You cannot discover a youngster with fire in him unless the discovery is made by a teacher with fire in him There are no ways of discovering promise and talent in youngsters simply by tests. Tests can tell you about achievement and tests might conceivably tell you about some kind of potential; but after you have taken the whole battery of diagnostic tests there remains, nevertheless, the indispensable element.

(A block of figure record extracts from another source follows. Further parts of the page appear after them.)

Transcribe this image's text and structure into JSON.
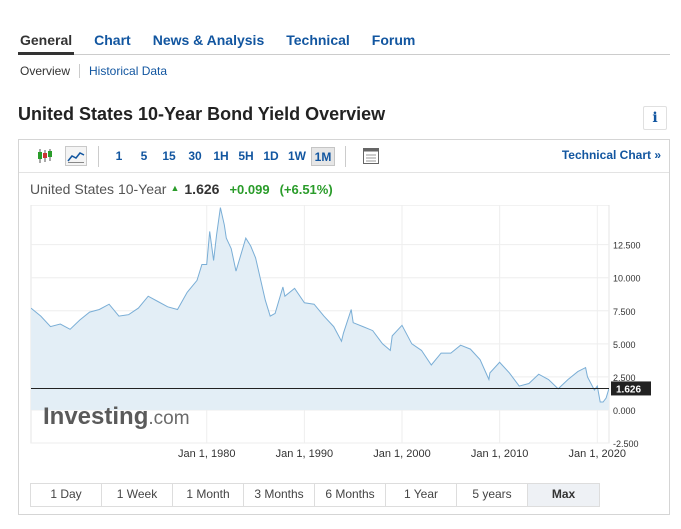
{
  "nav": {
    "tabs": [
      {
        "label": "General",
        "active": true
      },
      {
        "label": "Chart"
      },
      {
        "label": "News & Analysis"
      },
      {
        "label": "Technical"
      },
      {
        "label": "Forum"
      }
    ]
  },
  "subnav": {
    "overview": "Overview",
    "historical": "Historical Data"
  },
  "page": {
    "title": "United States 10-Year Bond Yield Overview",
    "info_icon": "i"
  },
  "toolbar": {
    "icons": [
      "candlestick-icon",
      "area-chart-icon",
      "calendar-icon"
    ],
    "timeframes": [
      "1",
      "5",
      "15",
      "30",
      "1H",
      "5H",
      "1D",
      "1W",
      "1M"
    ],
    "selected_timeframe": "1M",
    "technical_link": "Technical Chart »"
  },
  "quote": {
    "name": "United States 10-Year",
    "price": "1.626",
    "change": "+0.099",
    "change_pct": "(+6.51%)",
    "up_color": "#2a9c2a"
  },
  "chart_data": {
    "type": "area",
    "watermark": "Investing.com",
    "x_ticks": [
      "Jan 1, 1980",
      "Jan 1, 1990",
      "Jan 1, 2000",
      "Jan 1, 2010",
      "Jan 1, 2020"
    ],
    "y_ticks": [
      "12.500",
      "10.000",
      "7.500",
      "5.000",
      "2.500",
      "0.000",
      "-2.500"
    ],
    "ylim": [
      -2.5,
      15.5
    ],
    "xlim": [
      1962.0,
      2021.2
    ],
    "last_value_label": "1.626",
    "line_color": "#7aaed6",
    "fill_color": "#e3eef6",
    "series": [
      {
        "x": [
          1962,
          1963,
          1964,
          1965,
          1966,
          1967,
          1968,
          1969,
          1970,
          1971,
          1972,
          1973,
          1974,
          1975,
          1976,
          1977,
          1978,
          1979,
          1979.5,
          1980,
          1980.3,
          1980.7,
          1981,
          1981.4,
          1981.8,
          1982,
          1982.5,
          1983,
          1984,
          1984.5,
          1985,
          1986,
          1986.5,
          1987,
          1987.8,
          1988,
          1989,
          1990,
          1991,
          1992,
          1993,
          1993.8,
          1994,
          1994.8,
          1995,
          1996,
          1997,
          1998,
          1998.8,
          1999,
          2000,
          2001,
          2002,
          2003,
          2004,
          2005,
          2006,
          2007,
          2008,
          2008.9,
          2009,
          2010,
          2011,
          2012,
          2013,
          2014,
          2015,
          2016,
          2017,
          2018,
          2018.8,
          2019,
          2019.7,
          2020,
          2020.3,
          2020.6,
          2020.9,
          2021.2
        ],
        "values": [
          7.7,
          7.1,
          6.3,
          6.5,
          6.1,
          6.8,
          7.4,
          7.6,
          8.0,
          7.1,
          7.2,
          7.7,
          8.6,
          8.2,
          7.8,
          7.6,
          8.9,
          9.8,
          11.0,
          11.0,
          13.5,
          11.3,
          13.2,
          15.3,
          14.0,
          13.0,
          12.2,
          10.5,
          13.0,
          12.4,
          11.5,
          8.3,
          7.1,
          7.3,
          9.3,
          8.6,
          9.2,
          8.1,
          8.0,
          7.1,
          6.3,
          5.2,
          5.8,
          7.6,
          6.6,
          6.3,
          6.0,
          5.0,
          4.5,
          5.6,
          6.4,
          5.0,
          4.5,
          3.4,
          4.3,
          4.3,
          4.9,
          4.6,
          3.8,
          2.3,
          2.8,
          3.6,
          2.8,
          1.8,
          2.0,
          2.7,
          2.3,
          1.6,
          2.3,
          2.9,
          3.2,
          2.5,
          1.5,
          1.8,
          0.6,
          0.6,
          0.9,
          1.626
        ]
      }
    ]
  },
  "ranges": {
    "buttons": [
      "1 Day",
      "1 Week",
      "1 Month",
      "3 Months",
      "6 Months",
      "1 Year",
      "5 years",
      "Max"
    ],
    "selected": "Max"
  }
}
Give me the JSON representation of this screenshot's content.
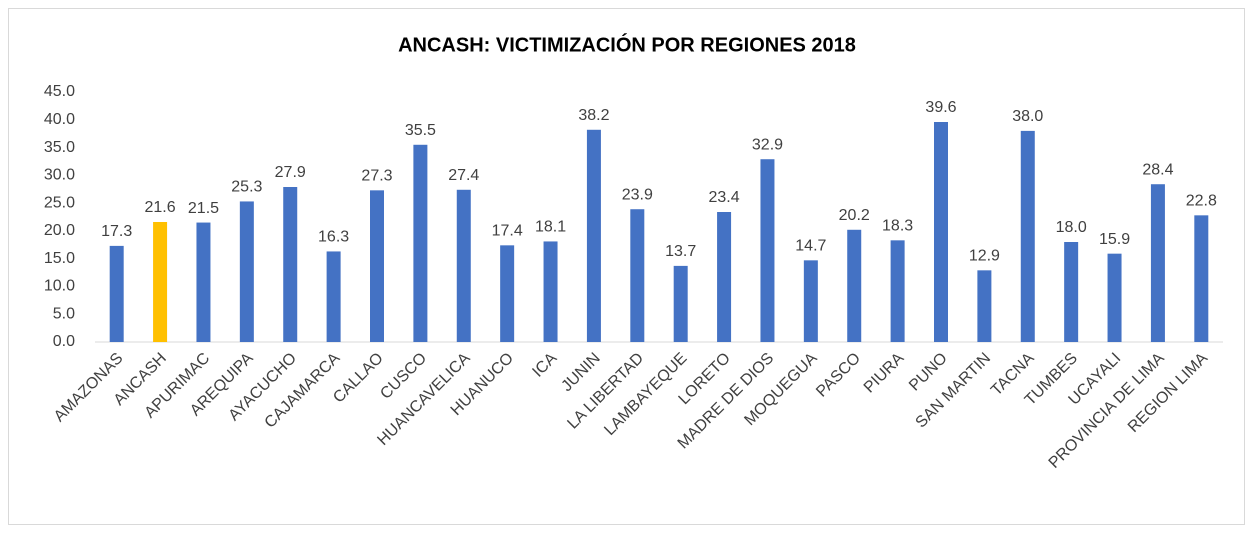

Carlyle used to say: "The big question about any man is—have you a fire in your belly?" There remains the indispensable element that only someone with the fire in his belly will be able to discover a youngster with fire in his belly.—"The Training of a Teacher Elite," Max Lerner, daily columnist, New York Post and Professor of American Civilization, Brandeis University, 12th Yearbook, 1959, The American Association of Colleges for Teacher Education, page 24


A spark plug functioning properly gives the exact amount of spark to produce maximum performance. This proper gauging is an important function in school and one which the teacher must ever attempt to perfect.—Homer T. Rosenberger, Superintendent of Training, Federal Bureau of Prisons, Wash­ington, D.C., Bulletin, NASSP


A teacher's salary may not be everything, but to most, it has a strong lead on whatever is running second.